What is osteosarcoma?
Osteosarcoma is a malignant cancer of the bone. In dogs, it usually occurs in the large and giant breeds such as Great Danes, St. Bernards, Dobermans and Rottweilers, but any breed can be affected. Osteosarcoma typically affects middle aged to older dogs, however, young adult dogs are also susceptible. Osteosarcoma most commonly affects one of the bones of the limb such as the shoulder, carpus (wrist) and stifle (knee). Occassionally, osteosarcoma can originate in the bones of the skull, ribs or spine. The cause of the tumor is unknown.
How is it diagnosed?
Pets may experience persistent lameness and/or swelling of the affected leg. Radiographs of the bone will alert your veterinarian to the likelihood of osteosarcoma, however, other diseases such as bacterial or fungal infections of the bone, bone injuries and other types of tumors can mimic the appearance of osteosarcoma. Thus, a fine needle aspirate of the bone or a bone biopsy must be performed to definitively diagnose osteosarcoma.
Osteosarcoma has a high potential for metastasis, therefore, the following diagnostics are recommended:
- Radiographs of the lungs
- Abdominal ultrasound
- Scintigraphy (bone scan)
- Blood work
How is it treated?
Treatment of osteosarcoma usually involves both local treatment of the primary tumor affecting the bone and systemic chemotherapy to help delay or prevent the onset of metastasis.
- Surgical Amputation of the affected limb is often considered for treatment. This procedure removes the tumor, which would in turn alleviate the pain and source of potential fracture. For some dogs, where amputation is not an option, limbsparing may be considered.

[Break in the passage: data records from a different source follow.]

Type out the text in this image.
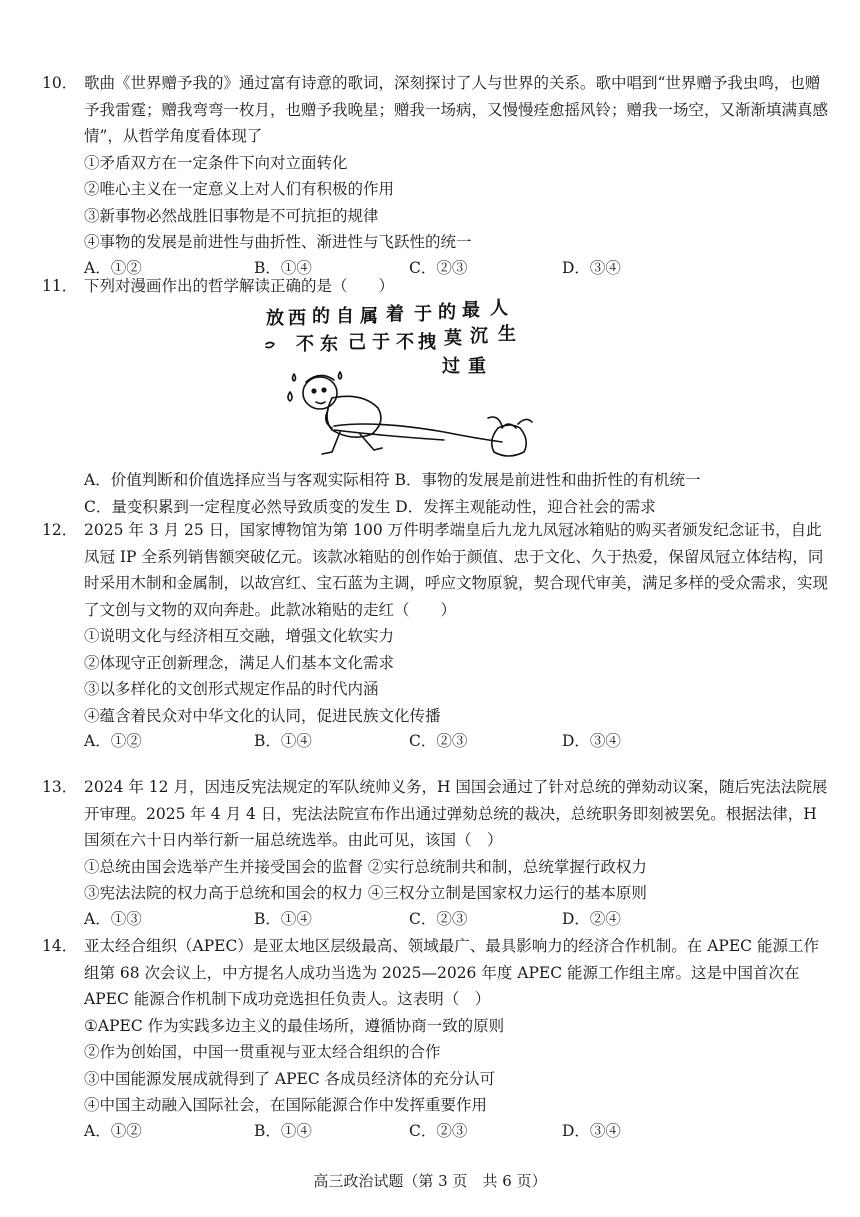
10． 歌曲《世界赠予我的》通过富有诗意的歌词，深刻探讨了人与世界的关系。歌中唱到“世界赠予我虫鸣，也赠予我雷霆；赠我弯弯一枚月，也赠予我晚星；赠我一场病，又慢慢痊愈摇风铃；赠我一场空，又渐渐填满真感情”，从哲学角度看体现了
①矛盾双方在一定条件下向对立面转化
②唯心主义在一定意义上对人们有积极的作用
③新事物必然战胜旧事物是不可抗拒的规律
④事物的发展是前进性与曲折性、渐进性与飞跃性的统一
A．①②	B．①④	C．②③	D．③④
11． 下列对漫画作出的哲学解读正确的是（　　）
放 西 的 自 属 着 于 的 最 人
不 东 己 于 不 拽 莫 沉 生
过 重
A．价值判断和价值选择应当与客观实际相符 B．事物的发展是前进性和曲折性的有机统一
C．量变积累到一定程度必然导致质变的发生 D．发挥主观能动性，迎合社会的需求
12． 2025 年 3 月 25 日，国家博物馆为第 100 万件明孝端皇后九龙九凤冠冰箱贴的购买者颁发纪念证书，自此凤冠 IP 全系列销售额突破亿元。该款冰箱贴的创作始于颜值、忠于文化、久于热爱，保留凤冠立体结构，同时采用木制和金属制，以故宫红、宝石蓝为主调，呼应文物原貌，契合现代审美，满足多样的受众需求，实现了文创与文物的双向奔赴。此款冰箱贴的走红（　　）
①说明文化与经济相互交融，增强文化软实力
②体现守正创新理念，满足人们基本文化需求
③以多样化的文创形式规定作品的时代内涵
④蕴含着民众对中华文化的认同，促进民族文化传播
A．①②	B．①④	C．②③	D．③④
13． 2024 年 12 月，因违反宪法规定的军队统帅义务，H 国国会通过了针对总统的弹劾动议案，随后宪法法院展开审理。2025 年 4 月 4 日，宪法法院宣布作出通过弹劾总统的裁决，总统职务即刻被罢免。根据法律，H 国须在六十日内举行新一届总统选举。由此可见，该国（　）
①总统由国会选举产生并接受国会的监督 ②实行总统制共和制，总统掌握行政权力
③宪法法院的权力高于总统和国会的权力 ④三权分立制是国家权力运行的基本原则
A．①③	B．①④	C．②③	D．②④
14． 亚太经合组织（APEC）是亚太地区层级最高、领域最广、最具影响力的经济合作机制。在 APEC 能源工作组第 68 次会议上，中方提名人成功当选为 2025—2026 年度 APEC 能源工作组主席。这是中国首次在 APEC 能源合作机制下成功竞选担任负责人。这表明（　）
①APEC 作为实践多边主义的最佳场所，遵循协商一致的原则
②作为创始国，中国一贯重视与亚太经合组织的合作
③中国能源发展成就得到了 APEC 各成员经济体的充分认可
④中国主动融入国际社会，在国际能源合作中发挥重要作用
A．①②	B．①④	C．②③	D．③④
高三政治试题（第 3 页　共 6 页）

- Surgical limbsparing involves removal of the cancerous bone and replacement with a bone graft, which is fixed to the remaining normal bone with a bone plate. The risks involved include infection of the bone or skin/tissue in the surrounding area, which may require antibiotics and/or surgery with hospitalization and possible tumor recurrence.
- Stereotactic radiation therapy consists of 1-3 doses of radiation administered to the exact location of the bone lesion. The major risk of this procedure is bone fracture at the sight of the bone lesion. If fracture occurs, then amputation of the affected leg could be pursued or possible surgical fracture repair.
- Fractionated palliative radiation may be used to decrease pain and improve function of the affected leg. It is usually administered in four treatments once a week. Radiation therapy offers pain relief for 60-70% of dogs, however, fracture is a risk with this treatment.
- Chemotherapy can be done in conjunction with any of the above treatment options. Chemotherapy would consist of treatments administered intravenously every three weeks. Side effects are usually mild and can include gastrointestinal upset and white blood cell suppression. More severe side effects are uncommon, but may require hospitalization.
- Zoledronate, a bisphosphonate drug, is given to help slow or prevent bone lysis, thereby strengthening bone. Bisophonates have been shown to provide pain relief in up to 50% of dogs. These drugs are usually used in combination with chemotherapy and/or radiation therapy, but may occasionally be used alone.
What is the prognosis?
Osteosarcoma is not a curable cancer, however it is treatable. Local disease control in combination with systemic chemotherapy can give your pet many months to years of good quality life.